Our results demonstrate that CR strongly contributes to efficiency of cognitive abilities such as verbal and spatial memory, attention and information processing speed, in line with the idea that CR protects against the development of cognitive defects in MS. Therefore, our finding confirmed the strong association between higher CR and better performance on memory [3, 7, 13, 17,18,19,20,21, 24, 25], attention and information processing speed [7, 12, 13, 15,16,17, 20, 22,23,24], verbal fluency [17, 18, 21] tests reported in some studies on small or clinically heterogeneous samples of MS patients. As for executive functioning, we observed that CR has a protective role on impairment of inhibitory control, assessed by means of the ST as previously reported [10]. In addition, it is noteworthy that the relationship between nWMV and ST was moderate by RES-VOC, suggesting that intellectual enrichment can significantly reduce the negative impact of brain atrophy on this ability. Inhibitory control is a cognitive ability which allows to suppress, interrupt or delay an active behavior or cognitive course of action; it is related to social competence and emotional regulation and thus is essential for effective interaction with environment [35]. Dysfunctions of inhibitory control occur in a variety of clinical disorders and are associated with manifestation of behavioral problems such as impulsivity, irritability, compulsivity in psychiatric and neurological diseases. Moreover, among the components of executive functioning (e.g., planning, working memory, cognitive flexibility, sequencing), inhibition seems to be the most strongly related to instrumental activity daily living (IADL) integrity [36]. Our results, therefore, suggest that patients with low intellectual enrichment may be particularly at risk for developing difficulties in inhibitory control and functional impairments in performing IADL. However, since we found only one significant effect of the interaction between CR and white matter atrophy on ST performance, this result might be spurious and therefore it should deserve to be cautiously interpreted and better investigated in future studies.

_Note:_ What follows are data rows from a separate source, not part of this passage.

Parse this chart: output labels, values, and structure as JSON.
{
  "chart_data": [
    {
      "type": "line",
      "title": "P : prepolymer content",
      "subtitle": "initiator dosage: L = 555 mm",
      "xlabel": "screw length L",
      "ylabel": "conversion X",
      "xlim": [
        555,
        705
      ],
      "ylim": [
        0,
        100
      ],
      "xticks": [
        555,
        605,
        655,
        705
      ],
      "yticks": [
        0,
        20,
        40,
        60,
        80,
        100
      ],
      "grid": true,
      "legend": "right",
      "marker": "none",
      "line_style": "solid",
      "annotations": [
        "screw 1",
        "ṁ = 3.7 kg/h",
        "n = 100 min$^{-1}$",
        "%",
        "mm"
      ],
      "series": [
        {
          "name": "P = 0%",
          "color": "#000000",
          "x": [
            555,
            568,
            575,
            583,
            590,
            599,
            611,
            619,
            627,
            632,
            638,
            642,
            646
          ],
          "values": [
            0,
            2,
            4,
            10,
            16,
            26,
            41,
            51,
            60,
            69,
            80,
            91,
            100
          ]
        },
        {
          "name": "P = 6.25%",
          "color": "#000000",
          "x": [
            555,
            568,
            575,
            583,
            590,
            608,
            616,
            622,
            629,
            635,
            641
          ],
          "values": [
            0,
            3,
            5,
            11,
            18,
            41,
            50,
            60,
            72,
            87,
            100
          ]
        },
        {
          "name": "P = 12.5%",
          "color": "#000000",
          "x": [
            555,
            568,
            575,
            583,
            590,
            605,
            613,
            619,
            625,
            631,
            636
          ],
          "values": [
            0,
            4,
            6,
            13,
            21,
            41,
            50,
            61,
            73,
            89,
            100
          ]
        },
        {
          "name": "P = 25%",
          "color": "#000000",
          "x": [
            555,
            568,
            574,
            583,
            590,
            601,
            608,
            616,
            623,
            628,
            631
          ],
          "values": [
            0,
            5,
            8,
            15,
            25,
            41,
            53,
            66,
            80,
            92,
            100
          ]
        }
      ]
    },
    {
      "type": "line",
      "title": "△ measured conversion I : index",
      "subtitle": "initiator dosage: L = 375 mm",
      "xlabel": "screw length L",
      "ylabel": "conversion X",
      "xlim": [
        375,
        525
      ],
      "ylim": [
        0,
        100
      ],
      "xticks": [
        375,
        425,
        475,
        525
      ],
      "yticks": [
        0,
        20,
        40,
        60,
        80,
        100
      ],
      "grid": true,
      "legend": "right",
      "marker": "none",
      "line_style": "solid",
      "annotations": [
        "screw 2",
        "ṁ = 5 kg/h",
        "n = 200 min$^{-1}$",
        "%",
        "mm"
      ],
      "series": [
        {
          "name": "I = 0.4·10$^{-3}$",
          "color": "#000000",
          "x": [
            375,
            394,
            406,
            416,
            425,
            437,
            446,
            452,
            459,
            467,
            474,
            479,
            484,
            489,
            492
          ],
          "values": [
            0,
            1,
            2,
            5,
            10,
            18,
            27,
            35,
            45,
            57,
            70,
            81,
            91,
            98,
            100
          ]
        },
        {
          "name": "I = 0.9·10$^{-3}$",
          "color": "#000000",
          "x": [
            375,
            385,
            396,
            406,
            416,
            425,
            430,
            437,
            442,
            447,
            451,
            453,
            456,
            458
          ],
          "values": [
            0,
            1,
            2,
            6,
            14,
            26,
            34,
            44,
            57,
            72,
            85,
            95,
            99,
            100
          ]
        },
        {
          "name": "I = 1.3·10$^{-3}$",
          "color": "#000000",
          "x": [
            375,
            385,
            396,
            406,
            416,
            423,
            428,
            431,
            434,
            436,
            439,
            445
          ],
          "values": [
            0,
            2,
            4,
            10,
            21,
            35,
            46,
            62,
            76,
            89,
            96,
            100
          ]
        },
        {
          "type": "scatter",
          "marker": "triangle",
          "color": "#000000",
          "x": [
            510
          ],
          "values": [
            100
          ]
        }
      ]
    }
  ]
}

Since CR seems to protect cognitive functions in MS directly and indirectly, through attenuating the negative impact of brain atrophy on cognition, in particular on inhibitory control, we suggest to routinely evaluate intellectual enrichment to identify MS patients at high risk for CI and difficulties in daily living. The early identification of these patients can be relevant to address them to early intervention cognitive training to build up or improve their cognitive reserve.

The main limitation of the present study is related to the cross-sectional nature of the study that did not allow us to shed light on the relationship between CR or BR and cognitive change over the course of the disease.

In conclusion, the present study evidences a protective role of CR on negative influence of MS-related brain damage on cognitive functioning, in particular on inhibitory control. These results encourage MS research to further investigate the potential role/utility of simple measures of CR, such the VOC, for early identification of MS patients at high risk for developing cognitive dysfunctions [4].